I think in the entire world of Art, there is no story as peculiar as that of Dr. Albert C. Barnes, born in working class Philadelphia in 1872,he became a doctor, made wealthy by co-creating an antiseptic product called Argyrol, then used his fortune to buy art....a lot of art. So much art that in 1922 he opened up his Barnes Foundation to "promote the advancement of education and the appreciation of the fine arts."
When I say he had a lot of art I mean 181 Renoirs, 69 Cézannes, 60 Matisses, 46 Picassos, 21 Soutines,18 Rousseaus, as well as a number of works by Monet,Seurat,Degas, and van Gogh.
By the time Barnes died in 1951 he amassed over 9,000 pieces of art , including extensive collections of African art, antique furniture,pottery and textiles.

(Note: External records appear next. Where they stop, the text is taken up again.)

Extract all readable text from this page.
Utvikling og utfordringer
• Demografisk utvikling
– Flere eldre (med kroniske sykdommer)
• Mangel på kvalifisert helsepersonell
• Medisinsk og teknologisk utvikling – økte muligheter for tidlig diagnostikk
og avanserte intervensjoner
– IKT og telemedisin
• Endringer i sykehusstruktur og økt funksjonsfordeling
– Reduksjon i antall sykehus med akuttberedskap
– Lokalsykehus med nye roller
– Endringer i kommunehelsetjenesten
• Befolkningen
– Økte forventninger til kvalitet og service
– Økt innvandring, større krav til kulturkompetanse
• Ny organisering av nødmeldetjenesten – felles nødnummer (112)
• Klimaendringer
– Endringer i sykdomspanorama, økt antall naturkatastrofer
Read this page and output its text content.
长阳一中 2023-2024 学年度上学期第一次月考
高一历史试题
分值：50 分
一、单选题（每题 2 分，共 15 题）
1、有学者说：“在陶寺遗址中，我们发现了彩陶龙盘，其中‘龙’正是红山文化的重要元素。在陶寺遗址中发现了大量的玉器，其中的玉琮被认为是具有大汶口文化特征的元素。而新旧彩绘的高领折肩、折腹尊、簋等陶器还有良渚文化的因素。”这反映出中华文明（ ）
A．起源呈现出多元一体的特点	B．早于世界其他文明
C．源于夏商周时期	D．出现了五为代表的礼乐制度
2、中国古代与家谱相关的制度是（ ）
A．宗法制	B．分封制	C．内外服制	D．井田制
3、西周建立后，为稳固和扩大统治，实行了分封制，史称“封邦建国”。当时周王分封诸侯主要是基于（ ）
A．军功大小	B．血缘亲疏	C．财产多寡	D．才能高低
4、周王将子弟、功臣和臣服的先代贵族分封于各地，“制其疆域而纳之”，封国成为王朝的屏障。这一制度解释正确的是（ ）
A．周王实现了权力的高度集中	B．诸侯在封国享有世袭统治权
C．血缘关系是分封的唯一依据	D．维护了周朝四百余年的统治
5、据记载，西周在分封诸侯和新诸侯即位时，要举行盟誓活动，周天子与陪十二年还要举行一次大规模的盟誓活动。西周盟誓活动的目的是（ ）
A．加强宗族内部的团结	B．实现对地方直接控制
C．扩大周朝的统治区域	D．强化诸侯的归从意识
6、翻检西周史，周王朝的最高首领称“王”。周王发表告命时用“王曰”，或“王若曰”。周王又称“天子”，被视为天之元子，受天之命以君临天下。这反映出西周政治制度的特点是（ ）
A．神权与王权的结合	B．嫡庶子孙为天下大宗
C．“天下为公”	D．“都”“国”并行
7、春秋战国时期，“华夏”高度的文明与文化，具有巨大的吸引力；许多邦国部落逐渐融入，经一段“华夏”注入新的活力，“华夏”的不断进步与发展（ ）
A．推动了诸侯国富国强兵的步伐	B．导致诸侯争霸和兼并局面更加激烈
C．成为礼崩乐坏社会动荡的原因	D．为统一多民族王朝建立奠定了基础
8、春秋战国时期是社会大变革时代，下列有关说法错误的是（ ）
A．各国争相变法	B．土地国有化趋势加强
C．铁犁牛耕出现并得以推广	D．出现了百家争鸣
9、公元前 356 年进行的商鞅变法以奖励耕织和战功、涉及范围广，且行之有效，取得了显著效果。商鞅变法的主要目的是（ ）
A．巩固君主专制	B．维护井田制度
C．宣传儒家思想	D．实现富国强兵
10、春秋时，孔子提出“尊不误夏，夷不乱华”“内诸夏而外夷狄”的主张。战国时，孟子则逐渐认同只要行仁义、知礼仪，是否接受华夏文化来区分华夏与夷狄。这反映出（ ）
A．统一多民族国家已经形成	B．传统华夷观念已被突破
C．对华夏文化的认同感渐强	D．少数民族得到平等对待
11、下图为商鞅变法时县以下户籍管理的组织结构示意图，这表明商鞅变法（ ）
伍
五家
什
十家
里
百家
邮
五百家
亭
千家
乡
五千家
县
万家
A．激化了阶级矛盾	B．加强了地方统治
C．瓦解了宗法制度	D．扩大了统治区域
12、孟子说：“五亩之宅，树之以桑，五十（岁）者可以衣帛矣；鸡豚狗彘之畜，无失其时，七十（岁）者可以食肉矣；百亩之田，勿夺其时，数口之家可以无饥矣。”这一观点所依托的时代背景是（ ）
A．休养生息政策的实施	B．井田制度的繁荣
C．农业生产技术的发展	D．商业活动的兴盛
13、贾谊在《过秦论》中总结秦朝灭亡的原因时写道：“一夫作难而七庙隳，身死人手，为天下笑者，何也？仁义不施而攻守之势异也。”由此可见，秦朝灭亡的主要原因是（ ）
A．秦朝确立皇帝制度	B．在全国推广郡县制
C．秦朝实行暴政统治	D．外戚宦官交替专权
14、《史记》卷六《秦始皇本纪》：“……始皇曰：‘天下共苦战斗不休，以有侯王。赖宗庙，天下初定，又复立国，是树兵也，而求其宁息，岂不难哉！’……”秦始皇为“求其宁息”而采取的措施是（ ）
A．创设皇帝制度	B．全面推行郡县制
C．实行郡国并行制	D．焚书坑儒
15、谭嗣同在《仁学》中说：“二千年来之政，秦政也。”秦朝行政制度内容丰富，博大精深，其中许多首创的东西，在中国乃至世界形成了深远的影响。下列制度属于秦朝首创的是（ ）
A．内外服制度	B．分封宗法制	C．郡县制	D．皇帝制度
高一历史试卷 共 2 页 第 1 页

After some public squabbles with the regular Philadelphia art community, and its snobbery towards him, he refused to let the public see his collection for years. Barnes created art education classes specifically for the "common people" and blue collar workers were always welcome to see his treasures.
Now the really interesting thing about Dr. Barnes was his will- his final revenge on the art community who shunned him decades ago.he stipulated that none of the paintings could be moved, sold, or even loaned. He put his entire collection in the hands of Lincoln University, a predominently black college.

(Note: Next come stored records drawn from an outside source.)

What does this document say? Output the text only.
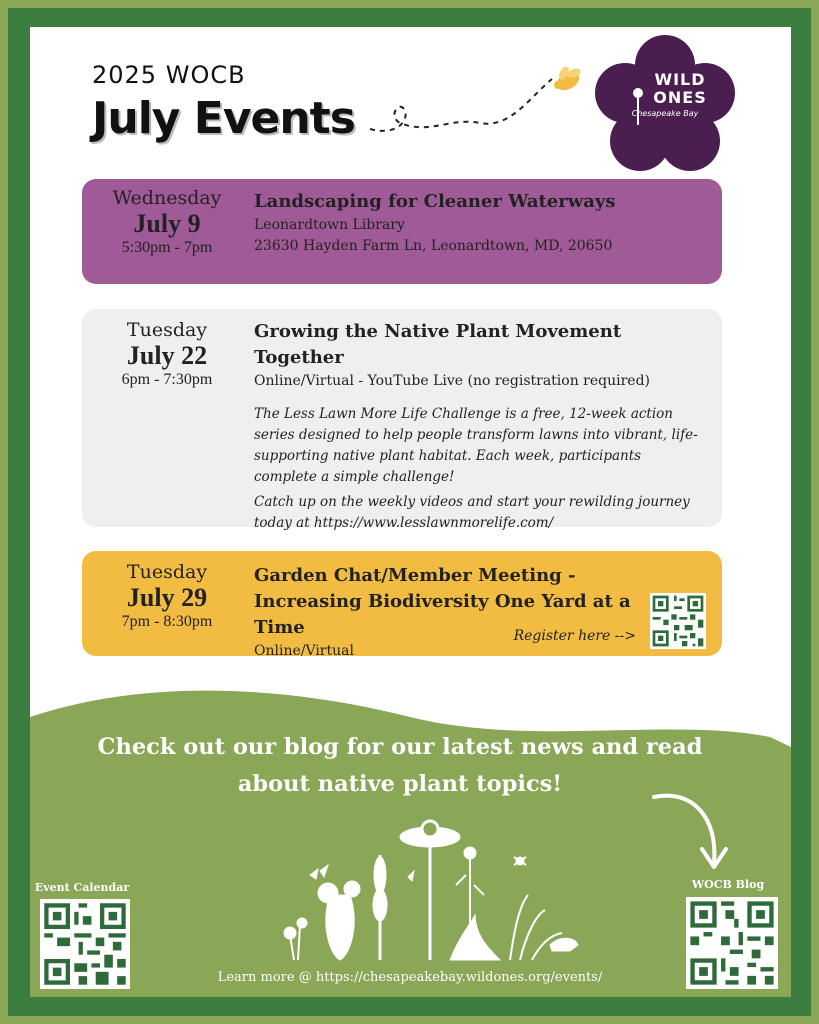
2025 WOCB
July Events
WILD
ONES
Chesapeake Bay
Wednesday
July 9
5:30pm - 7pm
Landscaping for Cleaner Waterways
Leonardtown Library
23630 Hayden Farm Ln, Leonardtown, MD, 20650
Tuesday
July 22
6pm - 7:30pm
Growing the Native Plant Movement Together
Online/Virtual - YouTube Live (no registration required)
The Less Lawn More Life Challenge is a free, 12-week action series designed to help people transform lawns into vibrant, life-supporting native plant habitat. Each week, participants complete a simple challenge!
Catch up on the weekly videos and start your rewilding journey today at https://www.lesslawnmorelife.com/
Tuesday
July 29
7pm - 8:30pm
Garden Chat/Member Meeting - Increasing Biodiversity One Yard at a Time
Online/Virtual
Register here -->
Check out our blog for our latest news and read about native plant topics!
Event Calendar	WOCB Blog
Learn more @ https://chesapeakebay.wildones.org/events/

Over the last 20 years though there were problems with the foundation. A financial endowment was slowly depleted, the building was in dire need of repair and modernization. Neighbors in the tony neighborhood sued the Foundation over petty squabbles like parking and hours of admission. Board members sued each other over shady financial dealings. Meanwhile billions of dollars of art was rarely seen by the public.
Eventually, special court orders had to be used for the Foundation to present a travelling exhibit among Anmerican cities for 50 of the paintings. The money raised by the exhibition helped the Foundation for awhile. Finally, an offer to move the collection to a new building in Philadelphia, down the street from the Philadelphia Museum of Art on the Benjamin Franklin Parkway has recently been approved.
Although dire financial necessity dictates that the Foundation do this and leave its old building. Dr. Barnes' collection and mission about art education will continue to be enjoyed by even more people in the decades to come.
It's still a little difficult to get into the Foundation to see the collection. Reservations must be made 30-60 days in advance. But the visit was well worth the wait.
Some of the works we saw today included:
Paul Cézanne's The Cardplayers.
The Postman by Vincent van Gogh.
Henri Rousseau's The Rabbit. We bought a small print of this.